Story reported in UT San Diego on Friday February 17, 2012 by UT staff writer Mike Lee
Secretary of State Hillary Rodham Clinton on Thursday issued an international “call to action” on climate and air pollution influenced heavily by research at UC San Diego, launching a new phase in efforts to avoid the worst effects of global warming.
Clinton unveiled a fast-attack plan against methane, soot and other atmospheric pollutants that are said to account for 40 percent of climate change and worsen air quality even though they remain in the atmosphere for just a matter or days or years.
She was joined Thursday in Washington by international environmental leaders in what some described as a modest but critical six-nation stand against global warming agents that have gotten much less attention than carbon dioxide.
“It’s the first formal recognition by a group of developing and developed countries that we need to target the non-CO2 climate forcers to get fast mitigation while we continue our deliberate pace with the global negotiations that focus primarily on CO2,” said Durwood Zaelke, president of the Institute for Governance and Sustainable Development in Washington, D.C. “We need to scale up the coalition and funding immediately.”
Two local researchers who have spent their careers studying the role of atmospheric pollutants played a leading role in drawing attention to problems posed by short-lived gases and particles: Veerabhadran Ramanathan, a climate and atmospheric scientist at Scripps Institution of Oceanography, and Mario Molina, a Nobel laureate in UC San Diego’s chemistry department. They formally framed the fast-action approach in a top-tier science journal three years ago.
The scientists said the world can buy time to trim carbon dioxide emissions — a major political and practical challenge that’s likely to take decades. The idea is to prevent the global climate from reaching a “tipping point” in which irreversible atmospheric changes create a doomsday scenario. It’s not clear when that would happen and some doubt it ever will.
“I have been working on this for 35 years, so for me it was such a historic moment,” Ramanathan said after the State Department event in which his work was cited. “What is significant here is that we have found common ground among all the nations. … It not only helps climate change, it gets rid of the brown clouds (of air pollution over Asia) and saves millions of lives and crop damage. It’s hard to argue against.”
Last year, a team of scientists working with the United Nations concluded that taking 16 actions targeting black carbon and methane could cut the rate of global warming in half over 40 years. While all regions of the world would benefit, researchers said, countries in Asia would see the biggest health and agricultural gains from emissions reductions.
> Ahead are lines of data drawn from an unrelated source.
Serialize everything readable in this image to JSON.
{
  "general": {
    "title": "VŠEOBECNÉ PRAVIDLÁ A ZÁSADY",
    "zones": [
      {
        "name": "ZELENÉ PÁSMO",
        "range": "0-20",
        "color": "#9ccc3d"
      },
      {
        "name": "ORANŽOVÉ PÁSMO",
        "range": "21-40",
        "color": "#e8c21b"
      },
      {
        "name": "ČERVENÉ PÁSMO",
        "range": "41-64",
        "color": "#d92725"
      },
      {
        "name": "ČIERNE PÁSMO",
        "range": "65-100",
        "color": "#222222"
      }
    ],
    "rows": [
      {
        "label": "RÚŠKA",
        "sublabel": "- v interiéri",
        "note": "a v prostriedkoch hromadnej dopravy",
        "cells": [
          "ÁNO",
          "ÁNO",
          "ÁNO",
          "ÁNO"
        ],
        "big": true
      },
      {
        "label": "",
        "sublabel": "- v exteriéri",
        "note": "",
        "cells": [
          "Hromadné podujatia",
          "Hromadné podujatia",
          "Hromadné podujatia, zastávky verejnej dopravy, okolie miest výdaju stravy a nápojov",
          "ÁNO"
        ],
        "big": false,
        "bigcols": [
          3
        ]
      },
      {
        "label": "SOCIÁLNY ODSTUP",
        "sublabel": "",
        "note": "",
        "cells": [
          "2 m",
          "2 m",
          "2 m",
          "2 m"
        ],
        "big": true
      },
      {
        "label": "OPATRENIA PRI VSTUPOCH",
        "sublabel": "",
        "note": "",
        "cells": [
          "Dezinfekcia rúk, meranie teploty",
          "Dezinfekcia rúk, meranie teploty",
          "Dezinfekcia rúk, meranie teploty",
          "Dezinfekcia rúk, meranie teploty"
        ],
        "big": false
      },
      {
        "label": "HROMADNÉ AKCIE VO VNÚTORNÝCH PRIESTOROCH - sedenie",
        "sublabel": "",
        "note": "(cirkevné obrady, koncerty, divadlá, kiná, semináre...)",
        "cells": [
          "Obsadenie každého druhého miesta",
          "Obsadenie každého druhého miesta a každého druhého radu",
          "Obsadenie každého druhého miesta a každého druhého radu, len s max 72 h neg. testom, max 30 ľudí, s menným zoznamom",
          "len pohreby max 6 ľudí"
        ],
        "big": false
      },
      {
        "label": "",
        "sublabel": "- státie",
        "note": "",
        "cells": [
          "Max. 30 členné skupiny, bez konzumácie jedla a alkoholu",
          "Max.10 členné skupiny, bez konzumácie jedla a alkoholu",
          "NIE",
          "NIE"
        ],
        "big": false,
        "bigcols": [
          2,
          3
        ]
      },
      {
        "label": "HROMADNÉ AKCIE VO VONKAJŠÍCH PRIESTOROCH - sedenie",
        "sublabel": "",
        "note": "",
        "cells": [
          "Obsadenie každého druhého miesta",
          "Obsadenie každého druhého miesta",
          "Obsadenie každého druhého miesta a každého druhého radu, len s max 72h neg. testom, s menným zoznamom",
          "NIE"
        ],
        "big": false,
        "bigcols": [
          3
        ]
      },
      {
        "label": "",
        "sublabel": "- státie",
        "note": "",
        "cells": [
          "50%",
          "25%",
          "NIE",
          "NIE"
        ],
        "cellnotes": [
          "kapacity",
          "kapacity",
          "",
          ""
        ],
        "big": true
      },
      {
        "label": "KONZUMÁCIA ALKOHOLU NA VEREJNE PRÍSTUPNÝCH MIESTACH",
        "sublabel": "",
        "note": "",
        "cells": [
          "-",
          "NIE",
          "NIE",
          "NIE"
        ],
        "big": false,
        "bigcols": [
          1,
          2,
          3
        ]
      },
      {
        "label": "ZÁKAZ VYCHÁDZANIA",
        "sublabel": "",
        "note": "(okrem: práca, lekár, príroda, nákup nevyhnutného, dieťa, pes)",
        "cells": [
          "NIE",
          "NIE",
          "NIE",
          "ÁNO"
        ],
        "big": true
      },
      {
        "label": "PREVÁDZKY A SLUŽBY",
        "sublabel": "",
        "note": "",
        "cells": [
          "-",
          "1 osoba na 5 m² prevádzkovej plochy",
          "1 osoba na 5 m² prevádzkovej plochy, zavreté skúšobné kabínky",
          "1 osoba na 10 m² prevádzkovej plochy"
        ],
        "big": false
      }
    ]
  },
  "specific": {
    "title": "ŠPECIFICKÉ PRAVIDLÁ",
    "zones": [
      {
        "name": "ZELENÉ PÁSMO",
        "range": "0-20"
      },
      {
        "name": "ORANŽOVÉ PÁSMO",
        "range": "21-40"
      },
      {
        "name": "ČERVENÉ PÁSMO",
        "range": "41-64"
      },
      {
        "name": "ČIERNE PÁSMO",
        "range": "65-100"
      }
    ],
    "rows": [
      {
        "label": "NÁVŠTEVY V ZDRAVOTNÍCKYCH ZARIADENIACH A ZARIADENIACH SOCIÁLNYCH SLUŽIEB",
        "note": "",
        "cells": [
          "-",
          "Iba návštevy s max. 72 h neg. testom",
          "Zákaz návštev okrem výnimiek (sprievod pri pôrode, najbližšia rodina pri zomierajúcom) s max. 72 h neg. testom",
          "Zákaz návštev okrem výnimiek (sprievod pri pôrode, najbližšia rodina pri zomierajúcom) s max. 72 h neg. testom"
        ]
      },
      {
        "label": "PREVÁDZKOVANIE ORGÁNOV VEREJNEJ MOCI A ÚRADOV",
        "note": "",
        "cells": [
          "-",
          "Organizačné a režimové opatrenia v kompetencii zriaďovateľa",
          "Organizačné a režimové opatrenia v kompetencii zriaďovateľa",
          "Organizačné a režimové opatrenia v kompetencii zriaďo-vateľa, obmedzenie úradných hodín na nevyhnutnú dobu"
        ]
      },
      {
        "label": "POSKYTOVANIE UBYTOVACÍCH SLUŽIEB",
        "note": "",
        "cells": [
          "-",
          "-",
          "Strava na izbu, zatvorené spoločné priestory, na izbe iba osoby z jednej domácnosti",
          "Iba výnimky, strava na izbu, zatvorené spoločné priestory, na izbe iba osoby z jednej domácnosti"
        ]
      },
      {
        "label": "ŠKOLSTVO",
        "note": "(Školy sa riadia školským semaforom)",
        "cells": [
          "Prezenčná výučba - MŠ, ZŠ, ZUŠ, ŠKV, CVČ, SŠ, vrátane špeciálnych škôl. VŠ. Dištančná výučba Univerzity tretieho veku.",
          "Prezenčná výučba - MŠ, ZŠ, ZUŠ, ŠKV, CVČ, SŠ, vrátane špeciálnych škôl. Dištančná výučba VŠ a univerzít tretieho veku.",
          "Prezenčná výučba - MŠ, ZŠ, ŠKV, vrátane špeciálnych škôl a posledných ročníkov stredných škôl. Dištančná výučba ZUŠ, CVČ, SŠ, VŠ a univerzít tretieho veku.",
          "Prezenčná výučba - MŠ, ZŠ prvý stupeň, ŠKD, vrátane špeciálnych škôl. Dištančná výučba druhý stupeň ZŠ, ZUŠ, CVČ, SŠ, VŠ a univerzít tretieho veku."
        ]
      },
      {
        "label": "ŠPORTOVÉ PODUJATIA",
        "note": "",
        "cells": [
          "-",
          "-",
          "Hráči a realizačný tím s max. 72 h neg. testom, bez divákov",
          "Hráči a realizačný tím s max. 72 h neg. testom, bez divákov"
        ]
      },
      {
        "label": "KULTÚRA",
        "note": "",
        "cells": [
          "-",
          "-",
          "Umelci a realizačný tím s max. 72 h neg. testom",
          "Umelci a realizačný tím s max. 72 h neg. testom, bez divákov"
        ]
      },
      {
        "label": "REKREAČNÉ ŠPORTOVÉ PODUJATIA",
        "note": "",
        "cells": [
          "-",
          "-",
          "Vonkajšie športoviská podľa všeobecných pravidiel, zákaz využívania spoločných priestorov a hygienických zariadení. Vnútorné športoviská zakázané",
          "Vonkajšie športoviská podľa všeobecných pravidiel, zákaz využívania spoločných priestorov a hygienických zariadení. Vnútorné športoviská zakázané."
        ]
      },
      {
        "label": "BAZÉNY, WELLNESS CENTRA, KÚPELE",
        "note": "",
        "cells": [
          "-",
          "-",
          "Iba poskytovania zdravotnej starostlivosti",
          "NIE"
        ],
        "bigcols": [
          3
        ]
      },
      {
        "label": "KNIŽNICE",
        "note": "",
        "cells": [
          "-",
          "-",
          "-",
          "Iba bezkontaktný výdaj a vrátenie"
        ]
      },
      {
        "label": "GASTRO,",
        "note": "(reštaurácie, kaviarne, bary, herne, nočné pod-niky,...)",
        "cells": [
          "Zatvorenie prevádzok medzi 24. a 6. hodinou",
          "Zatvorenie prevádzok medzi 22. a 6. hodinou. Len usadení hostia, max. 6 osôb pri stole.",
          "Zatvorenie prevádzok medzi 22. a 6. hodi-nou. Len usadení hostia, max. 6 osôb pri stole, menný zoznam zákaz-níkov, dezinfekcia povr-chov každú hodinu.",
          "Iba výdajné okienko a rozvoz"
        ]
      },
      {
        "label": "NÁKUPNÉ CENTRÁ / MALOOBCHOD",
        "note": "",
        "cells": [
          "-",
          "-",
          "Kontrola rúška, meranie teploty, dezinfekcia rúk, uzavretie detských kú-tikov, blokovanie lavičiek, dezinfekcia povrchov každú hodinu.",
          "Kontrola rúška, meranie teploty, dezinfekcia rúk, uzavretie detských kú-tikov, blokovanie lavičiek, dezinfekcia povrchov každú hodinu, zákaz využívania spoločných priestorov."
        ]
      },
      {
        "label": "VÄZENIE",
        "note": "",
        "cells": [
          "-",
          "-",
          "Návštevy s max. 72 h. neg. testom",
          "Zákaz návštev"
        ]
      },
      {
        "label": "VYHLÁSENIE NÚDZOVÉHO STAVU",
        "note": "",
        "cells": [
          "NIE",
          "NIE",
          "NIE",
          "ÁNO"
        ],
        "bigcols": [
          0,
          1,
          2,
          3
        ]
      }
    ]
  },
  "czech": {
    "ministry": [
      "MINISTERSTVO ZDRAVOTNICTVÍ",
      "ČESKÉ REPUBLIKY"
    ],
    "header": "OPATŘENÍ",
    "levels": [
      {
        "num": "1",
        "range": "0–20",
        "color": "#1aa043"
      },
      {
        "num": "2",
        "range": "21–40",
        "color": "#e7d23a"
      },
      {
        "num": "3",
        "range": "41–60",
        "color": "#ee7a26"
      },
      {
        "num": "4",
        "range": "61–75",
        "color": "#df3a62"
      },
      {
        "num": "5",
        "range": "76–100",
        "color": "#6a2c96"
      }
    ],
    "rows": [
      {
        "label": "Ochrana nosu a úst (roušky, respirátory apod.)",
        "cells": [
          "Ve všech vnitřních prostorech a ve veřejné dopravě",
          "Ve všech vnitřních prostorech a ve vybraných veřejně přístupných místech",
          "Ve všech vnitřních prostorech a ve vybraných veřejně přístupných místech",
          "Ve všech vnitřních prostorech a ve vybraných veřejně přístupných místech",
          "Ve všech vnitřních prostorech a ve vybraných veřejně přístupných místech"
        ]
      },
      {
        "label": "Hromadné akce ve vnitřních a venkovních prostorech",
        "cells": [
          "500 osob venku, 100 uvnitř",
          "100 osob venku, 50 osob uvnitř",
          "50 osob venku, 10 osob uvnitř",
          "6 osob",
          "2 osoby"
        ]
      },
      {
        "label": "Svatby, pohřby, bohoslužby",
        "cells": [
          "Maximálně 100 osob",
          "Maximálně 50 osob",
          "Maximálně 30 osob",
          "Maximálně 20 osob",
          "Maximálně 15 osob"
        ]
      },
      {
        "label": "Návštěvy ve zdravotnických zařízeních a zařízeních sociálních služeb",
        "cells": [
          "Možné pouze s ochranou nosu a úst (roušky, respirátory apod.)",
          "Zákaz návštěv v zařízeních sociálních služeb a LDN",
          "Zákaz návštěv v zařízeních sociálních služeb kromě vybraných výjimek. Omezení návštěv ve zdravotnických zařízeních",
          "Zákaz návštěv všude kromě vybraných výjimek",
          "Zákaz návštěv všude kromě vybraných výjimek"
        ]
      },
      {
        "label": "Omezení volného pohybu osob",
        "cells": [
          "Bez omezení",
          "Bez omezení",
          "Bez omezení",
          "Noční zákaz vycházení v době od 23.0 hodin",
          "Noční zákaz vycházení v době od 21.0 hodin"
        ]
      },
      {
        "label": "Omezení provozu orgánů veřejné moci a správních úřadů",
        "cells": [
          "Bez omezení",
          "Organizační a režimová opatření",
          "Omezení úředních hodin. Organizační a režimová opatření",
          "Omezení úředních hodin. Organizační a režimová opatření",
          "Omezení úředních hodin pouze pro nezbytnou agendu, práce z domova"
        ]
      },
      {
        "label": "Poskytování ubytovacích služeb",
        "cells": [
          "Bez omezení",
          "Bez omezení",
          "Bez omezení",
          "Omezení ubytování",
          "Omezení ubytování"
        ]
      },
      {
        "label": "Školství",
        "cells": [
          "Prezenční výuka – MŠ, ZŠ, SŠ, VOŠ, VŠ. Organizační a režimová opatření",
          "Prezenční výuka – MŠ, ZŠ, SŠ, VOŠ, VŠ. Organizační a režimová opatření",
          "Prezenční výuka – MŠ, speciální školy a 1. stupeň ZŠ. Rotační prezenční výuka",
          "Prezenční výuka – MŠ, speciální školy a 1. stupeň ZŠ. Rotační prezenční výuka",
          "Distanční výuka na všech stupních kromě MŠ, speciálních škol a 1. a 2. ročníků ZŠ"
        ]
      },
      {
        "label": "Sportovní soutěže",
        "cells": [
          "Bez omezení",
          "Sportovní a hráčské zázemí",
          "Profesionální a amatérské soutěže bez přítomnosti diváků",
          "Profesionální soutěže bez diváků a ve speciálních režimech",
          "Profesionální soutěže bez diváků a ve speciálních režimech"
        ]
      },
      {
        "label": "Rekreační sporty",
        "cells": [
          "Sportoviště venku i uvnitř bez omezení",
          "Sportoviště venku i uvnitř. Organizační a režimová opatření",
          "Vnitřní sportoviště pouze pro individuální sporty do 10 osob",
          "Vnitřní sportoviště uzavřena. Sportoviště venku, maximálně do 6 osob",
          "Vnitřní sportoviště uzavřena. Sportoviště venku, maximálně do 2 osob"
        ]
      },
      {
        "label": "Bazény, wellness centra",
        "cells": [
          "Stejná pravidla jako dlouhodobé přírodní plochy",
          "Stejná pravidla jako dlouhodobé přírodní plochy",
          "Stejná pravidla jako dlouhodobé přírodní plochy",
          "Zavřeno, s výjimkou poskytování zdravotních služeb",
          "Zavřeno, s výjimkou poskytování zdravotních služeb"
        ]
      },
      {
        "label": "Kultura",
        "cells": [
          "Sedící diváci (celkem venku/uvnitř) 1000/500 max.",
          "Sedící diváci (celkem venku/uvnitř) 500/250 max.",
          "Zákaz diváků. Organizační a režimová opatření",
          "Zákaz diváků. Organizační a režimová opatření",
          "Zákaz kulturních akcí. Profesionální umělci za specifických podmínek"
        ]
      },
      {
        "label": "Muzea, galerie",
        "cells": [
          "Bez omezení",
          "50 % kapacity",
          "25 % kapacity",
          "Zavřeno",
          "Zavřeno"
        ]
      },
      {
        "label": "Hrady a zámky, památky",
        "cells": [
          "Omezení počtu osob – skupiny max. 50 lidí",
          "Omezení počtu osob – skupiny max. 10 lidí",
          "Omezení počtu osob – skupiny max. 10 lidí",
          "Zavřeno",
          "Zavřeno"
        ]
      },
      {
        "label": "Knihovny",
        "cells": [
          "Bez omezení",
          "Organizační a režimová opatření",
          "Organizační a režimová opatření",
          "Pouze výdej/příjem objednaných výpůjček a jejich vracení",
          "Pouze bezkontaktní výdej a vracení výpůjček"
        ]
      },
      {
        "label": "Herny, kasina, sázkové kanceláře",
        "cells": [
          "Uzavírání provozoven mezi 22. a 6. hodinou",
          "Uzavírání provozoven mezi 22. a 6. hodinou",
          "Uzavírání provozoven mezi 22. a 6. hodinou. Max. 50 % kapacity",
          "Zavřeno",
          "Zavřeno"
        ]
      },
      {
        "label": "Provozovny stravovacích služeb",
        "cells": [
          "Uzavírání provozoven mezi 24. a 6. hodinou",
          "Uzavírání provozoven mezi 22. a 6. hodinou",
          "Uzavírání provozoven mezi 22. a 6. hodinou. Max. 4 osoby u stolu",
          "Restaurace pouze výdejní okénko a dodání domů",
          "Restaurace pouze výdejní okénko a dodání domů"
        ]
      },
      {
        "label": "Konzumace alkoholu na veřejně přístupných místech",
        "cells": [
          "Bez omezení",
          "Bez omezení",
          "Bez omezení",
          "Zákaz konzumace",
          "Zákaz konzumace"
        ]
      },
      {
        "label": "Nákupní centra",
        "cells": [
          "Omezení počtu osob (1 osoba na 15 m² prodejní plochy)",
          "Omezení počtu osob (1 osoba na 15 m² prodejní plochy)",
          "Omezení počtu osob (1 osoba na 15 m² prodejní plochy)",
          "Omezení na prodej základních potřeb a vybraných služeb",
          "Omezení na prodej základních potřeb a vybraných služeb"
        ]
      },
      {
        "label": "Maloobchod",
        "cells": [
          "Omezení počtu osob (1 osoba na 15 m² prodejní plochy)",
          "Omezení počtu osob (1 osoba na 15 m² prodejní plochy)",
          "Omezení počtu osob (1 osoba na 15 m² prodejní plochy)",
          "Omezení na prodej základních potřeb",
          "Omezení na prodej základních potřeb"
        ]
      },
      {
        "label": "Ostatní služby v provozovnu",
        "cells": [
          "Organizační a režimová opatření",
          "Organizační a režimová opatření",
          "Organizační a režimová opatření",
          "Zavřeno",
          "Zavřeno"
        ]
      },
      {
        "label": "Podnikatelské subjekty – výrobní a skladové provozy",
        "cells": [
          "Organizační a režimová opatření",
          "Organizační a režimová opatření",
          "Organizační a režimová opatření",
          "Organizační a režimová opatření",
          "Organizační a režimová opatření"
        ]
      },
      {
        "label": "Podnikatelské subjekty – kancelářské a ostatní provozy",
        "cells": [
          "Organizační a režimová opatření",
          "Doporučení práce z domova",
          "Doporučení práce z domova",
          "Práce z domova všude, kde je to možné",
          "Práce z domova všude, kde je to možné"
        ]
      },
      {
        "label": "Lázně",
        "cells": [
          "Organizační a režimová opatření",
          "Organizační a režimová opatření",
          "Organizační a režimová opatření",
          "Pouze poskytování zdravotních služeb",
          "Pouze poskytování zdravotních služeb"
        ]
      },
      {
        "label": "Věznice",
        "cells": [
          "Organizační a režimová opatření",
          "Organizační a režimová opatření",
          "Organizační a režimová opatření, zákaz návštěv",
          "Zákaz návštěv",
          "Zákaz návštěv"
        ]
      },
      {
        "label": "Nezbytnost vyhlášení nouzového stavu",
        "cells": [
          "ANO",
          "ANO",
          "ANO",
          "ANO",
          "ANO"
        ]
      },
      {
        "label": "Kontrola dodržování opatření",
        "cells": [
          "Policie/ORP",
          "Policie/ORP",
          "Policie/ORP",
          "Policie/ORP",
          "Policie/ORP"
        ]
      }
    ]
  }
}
Non-CO2 pollutants individually are less significant than carbon dioxide and come from multiple sources. That makes attacking them less straightforward than reducing emissions from power plants and autos, the main sources of carbon dioxide, which lingers aloft for centuries.
The upside is that existing technology can sharply reduce non-CO2 climate pollutants. For instance, black carbon can be reduced by adopting more diesel particulate filters on vehicles and by deploying clean-burning cookstoves. Other improvements can be made by capturing methane at landfills and coal mines around the world, using less-polluting refrigerants and managing agricultural waste to reduce the release of gases.
“Historically this non-CO2 approach has enjoyed broad political support from conservatives, businesses and public health advocates,” Zaelke said. “(It) has the potential to expand the coalition involved in fighting climate change and to build momentum for a pragmatic climate effort.”
Clinton’s coalition includes six countries — three from the developing world and three from the developed world — and the United Nations Environment Programme. The nations are the United States, Mexico, Canada, Sweden, Bangladesh and Ghana. The secretary said the effort launched with $15 million, but in remarks provided by the State Department, she didn’t detail how it would be spent.
Even though the initial amount of money is modest, Ramanathan is using his stature to push for complementary efforts by top officials in India, China and elsewhere. He also has spent years developing ways to cut soot pollution from home cooking fires in India.